10:14The way I would put it is that as far as the expenditures are concerned, generally,
10:19at least the union government and large part of the state governments have acted responsibly,
10:24meaning if you look at their fiscal deficits, they have not been overly large. There are a few
10:29states, you know, we all know it, actually, you know, you've got Punjab, Esmeral, Kerala,
10:36and a couple of others, where the deficits have been rather large, and they need to tighten the
10:44bells, and also irresponsible spending. But by and large, I would say that, you know,
10:50while these freebies have proliferated, and every single party is announcing these during the election
10:58time. The fiscal, I think, overall, if you take aggregate of the states, aggregate of the union,
11:05we have done a reasonably good job, actually, after the COVID. We were also very prudent during
11:10COVID. But also after that, we have continued to consolidate fiscally. However, that doesn't kind of
11:18take away the fact that, you know, the freebies effectively is not the most productive way to
11:25spend public resources. And therefore, some restraint on that is required. I think
11:35gradually the government, all parties will realize that freebies don't win the elections.
11:41Good delivery actually wins the elections. And I think, you know, they will themselves
11:47gradually disappear. But in a democracy, I think, you know, neither you nor I can stop that from
11:53happening. That is a part of democratic process. In conclusion, therefore, Dr. Panagriya,
12:07you seem to, therefore, disagree with Dr. Bhalla, who said, forget about Fragile 5, India is part of
12:14Fragile 2 now, India and Turkey, saying that the real problem was structural, collapsing FDI, weakening
12:19investor confidence, policy uncertainty, stalled reforms. You believe that his comments that many
12:27of these issues predate the West Asia crisis is being unduly alarmist. You're far more confident
12:33that the economy is robust. Am I correct that you believe that the economy will remain on the growth
12:40trajectory will return to a seven, eight percent growth trajectory and not get stuck at five and
12:45six percent? Am I correct? Right. So, the way I put it is that, you know, given where the situation
12:53is currently, even under the most optimistic scenario, we will probably lose half a percentage
13:00point in growth. So, you know, if the crisis ends tomorrow, let us say, it will still take time
13:06for the oil supplies to come back up on stream and all. So, I would still think that growth rate
13:12will
13:12probably be about six and a half percent. If the crisis continues through the year, then I would say
13:17we'll get to about six percent. But the view that Dr. Bhalla has presented, I must say, is alarmist.
13:25To me, really, you know, any comparison with the Fragile 5, which is the kind of
13:33analogy I thought he was trying to invoke, that's a bit laughable, you know, that's not the situation
13:39today.
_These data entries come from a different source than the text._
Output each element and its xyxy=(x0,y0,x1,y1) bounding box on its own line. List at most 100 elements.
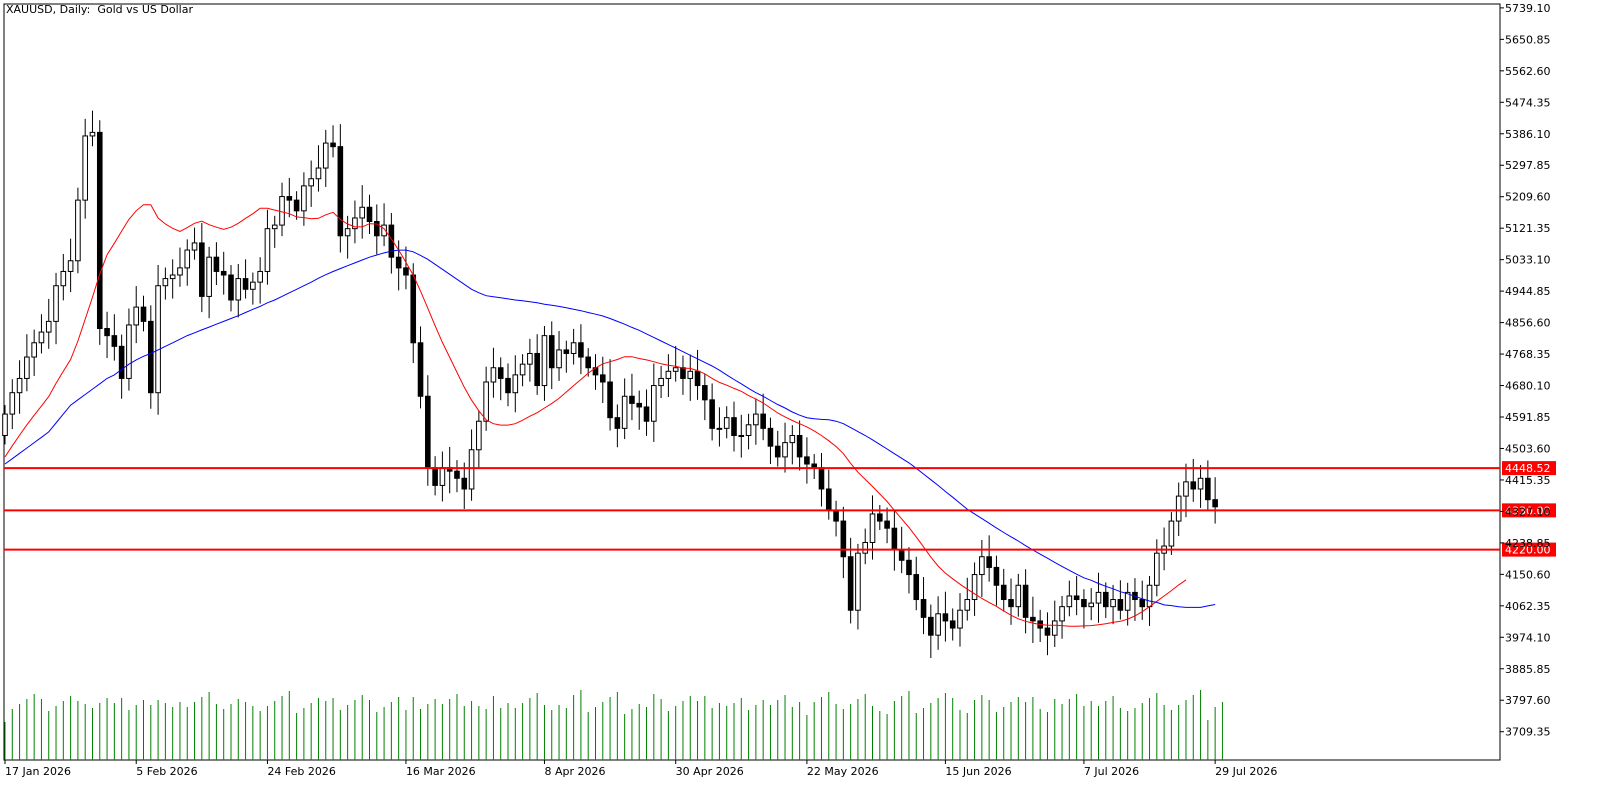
candle-body[interactable] xyxy=(213,256,220,272)
candle-body[interactable] xyxy=(220,270,227,276)
candle-body[interactable] xyxy=(1081,599,1087,608)
candle-body[interactable] xyxy=(388,224,395,258)
candle-body[interactable] xyxy=(118,345,125,379)
candle-body[interactable] xyxy=(1030,616,1036,622)
candle-body[interactable] xyxy=(993,566,1000,586)
candle-body[interactable] xyxy=(16,377,23,394)
candle-body[interactable] xyxy=(942,613,949,622)
candle-body[interactable] xyxy=(432,467,438,486)
candle-body[interactable] xyxy=(82,135,88,201)
candle-body[interactable] xyxy=(1022,584,1029,618)
candle-body[interactable] xyxy=(636,402,643,408)
candle-body[interactable] xyxy=(1146,584,1153,608)
candle-body[interactable] xyxy=(796,434,803,458)
candle-body[interactable] xyxy=(935,613,941,636)
candle-body[interactable] xyxy=(833,509,839,522)
candle-body[interactable] xyxy=(111,335,118,347)
candle-body[interactable] xyxy=(1117,599,1124,611)
candle-body[interactable] xyxy=(665,370,672,379)
candle-body[interactable] xyxy=(607,381,613,419)
candle-body[interactable] xyxy=(869,513,876,543)
candle-body[interactable] xyxy=(949,620,956,629)
candle-body[interactable] xyxy=(621,395,628,429)
candle-body[interactable] xyxy=(1110,599,1116,608)
candle-body[interactable] xyxy=(877,513,883,522)
candle-body[interactable] xyxy=(497,367,504,379)
candle-body[interactable] xyxy=(410,274,417,344)
candle-body[interactable] xyxy=(24,356,30,379)
candle-body[interactable] xyxy=(67,260,74,272)
candle-body[interactable] xyxy=(629,395,635,404)
candle-body[interactable] xyxy=(148,320,154,394)
candle-body[interactable] xyxy=(694,370,701,387)
candle-body[interactable] xyxy=(155,285,161,394)
candle-body[interactable] xyxy=(1102,591,1109,608)
candle-body[interactable] xyxy=(140,306,147,322)
candle-body[interactable] xyxy=(242,278,249,290)
candle-body[interactable] xyxy=(235,278,242,301)
candle-body[interactable] xyxy=(1197,477,1204,490)
candle-body[interactable] xyxy=(979,556,985,576)
candle-body[interactable] xyxy=(31,342,37,358)
candle-body[interactable] xyxy=(184,249,191,269)
candle-body[interactable] xyxy=(804,456,810,465)
candle-body[interactable] xyxy=(96,131,103,330)
candle-body[interactable] xyxy=(191,242,198,251)
candle-body[interactable] xyxy=(1168,520,1175,547)
candle-body[interactable] xyxy=(162,278,169,287)
candle-body[interactable] xyxy=(709,399,715,429)
candle-body[interactable] xyxy=(330,142,336,148)
candle-body[interactable] xyxy=(847,556,854,611)
candle-body[interactable] xyxy=(322,142,329,169)
candle-body[interactable] xyxy=(986,556,992,568)
candle-body[interactable] xyxy=(658,377,664,387)
candle-body[interactable] xyxy=(279,196,285,226)
candle-body[interactable] xyxy=(723,417,730,429)
candle-body[interactable] xyxy=(257,270,263,283)
candle-body[interactable] xyxy=(366,206,373,223)
candle-body[interactable] xyxy=(1175,495,1182,522)
candle-body[interactable] xyxy=(199,242,205,297)
candle-body[interactable] xyxy=(1008,599,1014,608)
candle-body[interactable] xyxy=(250,281,256,290)
candle-body[interactable] xyxy=(928,616,934,636)
candle-body[interactable] xyxy=(53,285,59,322)
candle-body[interactable] xyxy=(855,552,861,611)
candle-body[interactable] xyxy=(1073,595,1080,601)
candle-body[interactable] xyxy=(126,324,132,379)
candle-body[interactable] xyxy=(1088,602,1095,608)
candle-body[interactable] xyxy=(1183,481,1189,497)
candle-body[interactable] xyxy=(271,224,278,230)
candle-body[interactable] xyxy=(403,267,409,276)
candle-body[interactable] xyxy=(1154,552,1160,586)
candle-body[interactable] xyxy=(1190,481,1197,490)
candle-body[interactable] xyxy=(913,574,920,601)
candle-body[interactable] xyxy=(352,217,358,230)
candle-body[interactable] xyxy=(906,559,912,576)
candle-body[interactable] xyxy=(614,417,621,429)
candle-body[interactable] xyxy=(512,374,519,394)
candle-body[interactable] xyxy=(1139,599,1146,608)
candle-body[interactable] xyxy=(395,256,402,269)
candle-body[interactable] xyxy=(578,342,584,358)
candle-body[interactable] xyxy=(315,167,322,180)
candle-body[interactable] xyxy=(286,196,293,201)
candle-body[interactable] xyxy=(454,470,460,479)
candle-body[interactable] xyxy=(541,335,548,387)
candle-body[interactable] xyxy=(344,228,351,237)
candle-body[interactable] xyxy=(1066,595,1073,608)
candle-body[interactable] xyxy=(505,377,511,394)
candle-body[interactable] xyxy=(862,541,869,554)
candle-body[interactable] xyxy=(789,434,796,444)
candle-body[interactable] xyxy=(169,274,176,280)
candle-body[interactable] xyxy=(1205,477,1211,501)
candle-body[interactable] xyxy=(672,367,679,372)
candle-body[interactable] xyxy=(1095,591,1102,604)
candle-body[interactable] xyxy=(417,342,424,397)
candle-body[interactable] xyxy=(753,413,759,426)
candle-body[interactable] xyxy=(308,178,314,187)
candle-body[interactable] xyxy=(818,467,825,490)
candle-body[interactable] xyxy=(680,367,686,379)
Given, you know, I mean, at that time, our growth was faltering. The inflation was double
13:44digit. Current account deficit was about three to four percent. So, there is no comparison between
13:49that situation and today's situation. I think we need to be, you know, even handed about
13:56reading the tea leaves of the data.
14:03Let me leave it there, Dr. Panagri. Always good to talk to you. You've presented a more optimistic
14:09picture of what lies ahead. We'll wait and see which of these various scenarios materialize as we speak
14:16to different leading economists on India. Thank you so much for joining me on the show today.
14:22Thank you, Rajdeep. Thank you. My pleasure.